Although he doesn’t have a plan, he said the department was able to work on plans “on the fly.”
Shtykalo said a contingency plan was developed in a timely manner and the department “maintained an incident management system, provided support to schools and consulted with stakeholders to identify risks.”
As part of the report, Shtykalo also found that the department had yet to begin recovery efforts.
“The pandemic has had impacts on student learning and mental health.”
The report says there should have been work with schools and school divisions to ensure weaknesses in the plans were addressed so they can be mitigated in the future.
The report focused only on the ministry’s work and did not examine other ministries such as the office of the province’s chief public health officer, schools or specific school divisions.
As part of the report, Shtykalo included eight recommendations to respond to the long-term impact of the pandemic and to prepare for a potential future pandemic or similar emergency.
· Development of an emergency management program;
· Define roles and responsibilities to respond to a pandemic or similar emergency;
Ensure that all schools and school divisions have plans in place to deal with a pandemic and ensure they align with the department;
· Develop a communication strategy;
· Work with schools and school divisions to determine what data they would need during a pandemic and how that data would be obtained in a timely manner;
· Work with stakeholders to develop plans to address the long-term impacts of the pandemic;
· Work with stakeholders to collect data and use it to inform plans from the previous recommendation; and
· Work with the Ministry of Labour, Consumer Protection and Government Services to improve internet connectivity to provide greater access to online learning for all students in the province.
The full report can be viewed here.
CTV News has reached out to the Manitoba Teachers’ Society for comment, but they said they couldn’t comment on the matter at this time.
In a statement to CTV News, Education Minister Wayne Ewasko said ensuring students were learning throughout the pandemic, while prioritizing health and safety, was a key priority.

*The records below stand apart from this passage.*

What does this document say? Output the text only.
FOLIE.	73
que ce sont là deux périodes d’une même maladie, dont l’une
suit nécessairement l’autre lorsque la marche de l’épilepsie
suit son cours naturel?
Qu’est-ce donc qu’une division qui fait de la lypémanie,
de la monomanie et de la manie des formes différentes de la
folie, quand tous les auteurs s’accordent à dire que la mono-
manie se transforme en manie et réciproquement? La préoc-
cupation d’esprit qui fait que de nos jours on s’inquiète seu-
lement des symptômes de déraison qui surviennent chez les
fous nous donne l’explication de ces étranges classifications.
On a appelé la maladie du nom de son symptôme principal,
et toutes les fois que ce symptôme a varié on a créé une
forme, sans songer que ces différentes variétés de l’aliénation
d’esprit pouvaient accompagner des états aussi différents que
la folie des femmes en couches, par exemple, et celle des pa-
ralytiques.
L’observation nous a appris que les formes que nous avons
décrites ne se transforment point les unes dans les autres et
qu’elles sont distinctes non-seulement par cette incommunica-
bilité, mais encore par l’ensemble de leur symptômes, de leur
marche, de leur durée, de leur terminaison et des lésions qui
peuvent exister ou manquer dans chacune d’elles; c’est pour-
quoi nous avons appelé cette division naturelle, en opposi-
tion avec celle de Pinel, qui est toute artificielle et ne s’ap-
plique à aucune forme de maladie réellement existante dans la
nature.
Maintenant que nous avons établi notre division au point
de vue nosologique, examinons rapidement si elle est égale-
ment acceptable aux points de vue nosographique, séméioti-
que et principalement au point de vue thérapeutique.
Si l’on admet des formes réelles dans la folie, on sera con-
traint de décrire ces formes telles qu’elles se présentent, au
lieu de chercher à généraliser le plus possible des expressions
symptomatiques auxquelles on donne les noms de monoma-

“The review period was from January 2020 to February 2021, during the pre-pandemic period and the first two waves of the pandemic,” he said.
He said the province was not focused on recovery because the second wave had just ended, the vaccination campaign was just beginning and a third wave was underway.
“As part of a whole-of-government response, we continue to work in partnership with public health officials, school divisions and schools. Additionally, the ministry has provided detailed guidance to the education sector, in consultation with provincial public health officials and the sector and has created a response planning team to lead this work. This continues as public health orders evolve.
He said the provincial government has invested in education since the end of the review period and the government plans to act on the findings and recommendations of the audit.